Il demandait enfin « Est‐​il vrai que le pont Morandi du fait de ses conditions critiques pourrait être interdit aux poids lourds dans les années à venir, mettant ainsi la ville dans un chaos total ? »

Inauguration du pont autoroutier Morandi.
Photo d’archive prise en 1967 et transmise par le Studio Leoni le 16 août 2018.

D’autres points intéressants émergent de la lecture de l’article de l’ingénieur Brencich : « Ce procédé de construction se retrouve aussi pour le pont Général Rafael Urdaneta sur la baie du Maracaibo au Venezuela, long de 8,7 km. En avril 1964, le pétrolier Exxon Maracaibo pesant 36 000 tonnes, chargé au maximum eut une coupure électrique le rendant ingouvernable. Il heurta les piliers 30 et 31 à plus de 600 m de distance des portions destinées au passage du trafic maritime. La violence du choc fit tomber les 2 pylônes et entraina en mer trois portions du pont. Ce type d’accident n’avait jamais été prévu au moment du projet. »
Plus près de nous, en 2009 on étudia l’hypothèse d’une destruction contrôlée en démontant la structure en sens inverse de sa construction afin de pouvoir évacuer toutes les habitations autour du viaduc sans avoir à détruire les immeubles aux alentours.
En 2009 également, le projet de la « Gronda de Gênes », soit le contournement de la ville, fut présenté par « Autoroutes pour l’Italie » et la société d’ingénieurs SPEA.
Le projet « Gronda bassa » devait passer près du viaduc actuel à 150 m au nord et prévoyait la destruction du pont Morandi. Une fois démoli les habitants auraient pu revenir dans leurs logements.
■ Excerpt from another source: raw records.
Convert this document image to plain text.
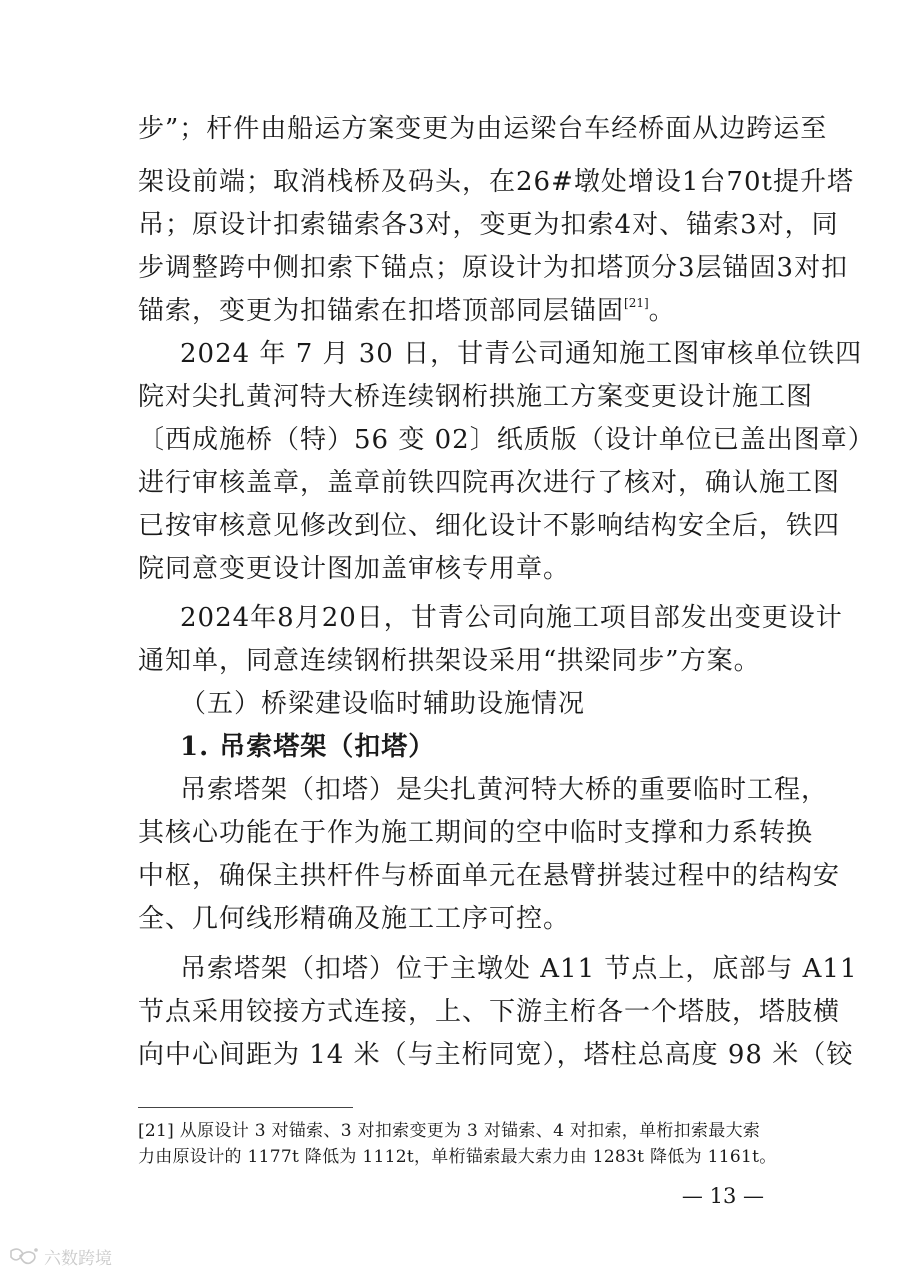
步”；杆件由船运方案变更为由运梁台车经桥面从边跨运至
架设前端；取消栈桥及码头，在26#墩处增设1台70t提升塔
吊；原设计扣索锚索各3对，变更为扣索4对、锚索3对，同
步调整跨中侧扣索下锚点；原设计为扣塔顶分3层锚固3对扣
锚索，变更为扣锚索在扣塔顶部同层锚固[21]。
2024 年 7 月 30 日，甘青公司通知施工图审核单位铁四
院对尖扎黄河特大桥连续钢桁拱施工方案变更设计施工图
〔西成施桥（特）56 变 02〕纸质版（设计单位已盖出图章）
进行审核盖章，盖章前铁四院再次进行了核对，确认施工图
已按审核意见修改到位、细化设计不影响结构安全后，铁四
院同意变更设计图加盖审核专用章。
2024年8月20日，甘青公司向施工项目部发出变更设计
通知单，同意连续钢桁拱架设采用“拱梁同步”方案。
（五）桥梁建设临时辅助设施情况
1. 吊索塔架（扣塔）
吊索塔架（扣塔）是尖扎黄河特大桥的重要临时工程，
其核心功能在于作为施工期间的空中临时支撑和力系转换
中枢，确保主拱杆件与桥面单元在悬臂拼装过程中的结构安
全、几何线形精确及施工工序可控。
吊索塔架（扣塔）位于主墩处 A11 节点上，底部与 A11
节点采用铰接方式连接，上、下游主桁各一个塔肢，塔肢横
向中心间距为 14 米（与主桁同宽），塔柱总高度 98 米（铰
[21] 从原设计 3 对锚索、3 对扣索变更为 3 对锚索、4 对扣索，单桁扣索最大索
力由原设计的 1177t 降低为 1112t，单桁锚索最大索力由 1283t 降低为 1161t。
— 13 —
六数跨境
Cela demandait tout de même de démanteler et évacuer 80 000 m3 de gravats.
« Autoroutes pour l’Italie » avait alors souligné des points critiques, tels que « la voie de circulation la plus utilisée est le pont Morandi avec 25,5 millions des passages par an soit 4 fois le trafic routier de l’origine et trafic destiné à augmenter de 30 % même sans aucune intervention de maintenance sur les 30 ans à venir ».
Mais cela n’a pas suffi. Il y a 9 ans on mettait déjà en garde sur les risques potentiels : « Le pont Morandi constitue de fait l’unique point de circulation entre l’est du pays et la péninsule, la France méridionale, l’ouest de l’Espagne. C’est le principal axe routier de Gênes qui relie les zones résidentielles, le port de Voltri, l’aéroport et les zones industrielles de l’ouest. La bretelle sur l’autoroute de Serravalle à l’extrémité du viaduc produit chaque jour aux heures de pointe des embouteillages de véhicules provocant ainsi une intense dégradation de la structure soumise à de nombreuses sollicitations ».

De ce fait depuis des années, le viaduc était sans cesse en maintenance et en travaux.

Cette tragédie est en fait probablement un énorme scandale financier mêlant le groupe Benetton qui exploite les autoroutes et les politiques au pouvoir pendant toutes ces années. On a pris l’argent des péages sans se soucier de la sécurité d’un pont dont tout le monde savait l’effondrement annoncé. Le gouvernement nommé en juin va se dépêcher de faire toute la lumière et dégager les responsables de cet accident.